Ich nahm das Tuch von ihrer Hand und sah mir den Schnitt an. Man sah sofort, dass da so einiges in der Wunde war, was da nicht hingehörte.
"Blaze, versteckst du immer noch die Falsche Whisky unter deinem Bett?" Erschrocken sah Blaze hoch.
"Whisky? Was für Whisky?" Ich hob meine Augenbrauen und streckte die Hand aus. Zähneknirschend griff er unter sein Bett und warf mir die Flasche zu.
Kurz scannte ich die Flüssigkeit darin.
Nicht optimal, aber besser als nichts.
"Okay, versuche mal die Finger ein bisschen auszustrecken, damit ich alles sehen kann." forderte ich sie auf und nahm die Lupe und die Pinzette von meinem Tisch.
"Also der Schnitt ist nicht tief. Nur die obere Hautschicht. Aber saubermachen müssen wir es trotzdem, sonst entzündet es sich. Nähen muss ich es aber nicht." erklärte ich Adelia, die die Augen zusammenkniff als ich vorsichtig die kleinen Splitter aus der Wunde holte.
Nachdem sich schon ein kleiner Haufen gebildet hatte, was ich endlich fertig.

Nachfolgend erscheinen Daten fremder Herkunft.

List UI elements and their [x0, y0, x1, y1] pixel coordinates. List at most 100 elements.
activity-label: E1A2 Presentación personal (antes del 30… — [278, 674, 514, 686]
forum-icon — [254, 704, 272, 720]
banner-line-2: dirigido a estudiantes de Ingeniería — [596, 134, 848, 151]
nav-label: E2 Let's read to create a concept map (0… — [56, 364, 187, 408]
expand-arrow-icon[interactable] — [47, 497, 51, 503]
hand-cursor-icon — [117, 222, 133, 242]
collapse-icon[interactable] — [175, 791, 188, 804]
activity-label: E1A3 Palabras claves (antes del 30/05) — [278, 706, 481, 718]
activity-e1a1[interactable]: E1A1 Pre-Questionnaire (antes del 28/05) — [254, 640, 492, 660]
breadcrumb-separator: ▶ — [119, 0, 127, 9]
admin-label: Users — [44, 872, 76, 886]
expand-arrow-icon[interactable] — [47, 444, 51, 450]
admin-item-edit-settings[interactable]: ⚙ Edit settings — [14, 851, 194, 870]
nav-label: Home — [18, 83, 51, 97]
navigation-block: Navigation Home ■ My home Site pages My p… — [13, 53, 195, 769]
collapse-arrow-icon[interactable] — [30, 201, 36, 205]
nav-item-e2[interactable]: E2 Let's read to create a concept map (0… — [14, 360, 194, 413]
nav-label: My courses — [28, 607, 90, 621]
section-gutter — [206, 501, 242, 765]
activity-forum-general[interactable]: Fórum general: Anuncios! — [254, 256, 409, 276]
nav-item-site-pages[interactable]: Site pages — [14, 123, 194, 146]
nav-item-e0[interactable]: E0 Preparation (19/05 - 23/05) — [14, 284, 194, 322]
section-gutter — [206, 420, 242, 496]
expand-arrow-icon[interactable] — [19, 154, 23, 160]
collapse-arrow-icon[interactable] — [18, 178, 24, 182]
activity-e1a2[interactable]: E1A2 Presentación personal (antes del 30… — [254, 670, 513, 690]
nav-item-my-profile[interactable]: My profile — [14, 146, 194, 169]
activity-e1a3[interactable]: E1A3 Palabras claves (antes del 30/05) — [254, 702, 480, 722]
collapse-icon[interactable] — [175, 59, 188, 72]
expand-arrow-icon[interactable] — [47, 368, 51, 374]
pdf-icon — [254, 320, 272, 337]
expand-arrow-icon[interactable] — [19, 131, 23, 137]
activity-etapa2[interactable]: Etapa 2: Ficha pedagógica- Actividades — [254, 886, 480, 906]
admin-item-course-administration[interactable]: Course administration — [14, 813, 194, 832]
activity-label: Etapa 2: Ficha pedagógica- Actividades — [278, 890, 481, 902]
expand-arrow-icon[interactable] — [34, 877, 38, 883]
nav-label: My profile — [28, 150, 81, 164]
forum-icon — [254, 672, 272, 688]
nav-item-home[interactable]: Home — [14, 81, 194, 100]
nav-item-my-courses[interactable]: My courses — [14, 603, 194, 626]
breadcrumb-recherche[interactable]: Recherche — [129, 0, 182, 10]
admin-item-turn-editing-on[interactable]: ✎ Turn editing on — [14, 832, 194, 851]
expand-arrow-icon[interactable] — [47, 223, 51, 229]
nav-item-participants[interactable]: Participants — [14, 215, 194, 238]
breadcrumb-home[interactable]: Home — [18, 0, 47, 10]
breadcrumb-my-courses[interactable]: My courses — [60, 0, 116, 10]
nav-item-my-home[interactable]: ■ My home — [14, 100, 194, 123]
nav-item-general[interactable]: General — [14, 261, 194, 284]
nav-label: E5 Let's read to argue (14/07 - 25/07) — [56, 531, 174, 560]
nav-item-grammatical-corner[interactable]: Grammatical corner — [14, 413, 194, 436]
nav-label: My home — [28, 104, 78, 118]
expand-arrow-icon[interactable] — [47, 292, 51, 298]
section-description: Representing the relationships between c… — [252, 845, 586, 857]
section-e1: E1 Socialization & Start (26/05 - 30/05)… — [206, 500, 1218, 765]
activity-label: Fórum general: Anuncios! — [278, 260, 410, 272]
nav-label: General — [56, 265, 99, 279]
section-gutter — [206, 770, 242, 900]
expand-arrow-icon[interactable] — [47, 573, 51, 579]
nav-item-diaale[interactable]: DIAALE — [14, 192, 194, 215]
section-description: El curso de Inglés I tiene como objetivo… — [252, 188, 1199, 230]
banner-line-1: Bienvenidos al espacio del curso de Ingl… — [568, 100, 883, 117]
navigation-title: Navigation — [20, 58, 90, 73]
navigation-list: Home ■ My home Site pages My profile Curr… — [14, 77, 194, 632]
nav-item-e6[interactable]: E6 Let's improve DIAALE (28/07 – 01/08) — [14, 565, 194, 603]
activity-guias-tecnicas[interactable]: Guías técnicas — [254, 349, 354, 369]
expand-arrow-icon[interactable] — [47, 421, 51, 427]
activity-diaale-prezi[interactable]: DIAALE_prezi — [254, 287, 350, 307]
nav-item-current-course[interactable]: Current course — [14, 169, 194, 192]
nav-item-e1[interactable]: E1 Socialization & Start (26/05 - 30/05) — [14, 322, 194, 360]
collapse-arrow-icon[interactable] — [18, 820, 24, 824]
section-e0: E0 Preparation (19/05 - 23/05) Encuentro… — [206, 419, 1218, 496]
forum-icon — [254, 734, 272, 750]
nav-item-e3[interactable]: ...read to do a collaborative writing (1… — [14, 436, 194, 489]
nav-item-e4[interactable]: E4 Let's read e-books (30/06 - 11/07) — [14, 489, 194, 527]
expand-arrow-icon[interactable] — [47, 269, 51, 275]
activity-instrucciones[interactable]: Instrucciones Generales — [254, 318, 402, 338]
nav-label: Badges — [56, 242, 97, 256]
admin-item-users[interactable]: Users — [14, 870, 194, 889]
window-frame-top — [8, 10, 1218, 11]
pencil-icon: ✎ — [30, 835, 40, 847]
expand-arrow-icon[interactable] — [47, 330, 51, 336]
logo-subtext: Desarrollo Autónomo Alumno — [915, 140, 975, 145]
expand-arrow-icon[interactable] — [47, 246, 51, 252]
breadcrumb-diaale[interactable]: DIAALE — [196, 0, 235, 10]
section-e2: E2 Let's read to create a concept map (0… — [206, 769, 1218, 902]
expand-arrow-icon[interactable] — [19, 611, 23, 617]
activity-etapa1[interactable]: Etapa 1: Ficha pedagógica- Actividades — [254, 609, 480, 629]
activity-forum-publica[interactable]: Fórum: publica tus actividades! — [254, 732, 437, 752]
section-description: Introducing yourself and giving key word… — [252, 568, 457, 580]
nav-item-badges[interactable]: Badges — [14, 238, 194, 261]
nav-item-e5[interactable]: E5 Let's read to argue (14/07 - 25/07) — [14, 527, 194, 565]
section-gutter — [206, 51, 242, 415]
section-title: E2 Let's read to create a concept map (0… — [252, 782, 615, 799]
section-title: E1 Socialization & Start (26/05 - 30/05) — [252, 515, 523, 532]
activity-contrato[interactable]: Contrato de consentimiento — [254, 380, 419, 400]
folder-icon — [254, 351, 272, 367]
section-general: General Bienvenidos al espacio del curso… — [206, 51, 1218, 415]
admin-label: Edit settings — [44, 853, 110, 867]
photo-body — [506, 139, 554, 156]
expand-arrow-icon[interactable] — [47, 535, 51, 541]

"Jetzt nochmal Zähne zusammen beißen." Adelia drehte den Kopf weg und ich schüttete großzügig den Alkohol über die Wunde.
"Okay. Wir haben leider keine Verbände mehr, ich mach also ein großes Pflaster drauf, dann darfst du die Hand aber auch nicht zu sehr belasten. Am besten so gut wie gar nicht, die nächsten Tage. Blaze hilft dir sicher mit deinem Zelt." Ich hörte Blaze leise fluchen und Adelia bedankte sich, bevor sie das Zelt verließ.
"Wieso ich? Hilf du ihr doch!" fuhr Blaze mich an.
"Ich kann. Ich plane unsere Reisen in den Osten." antwortete ich grinsend.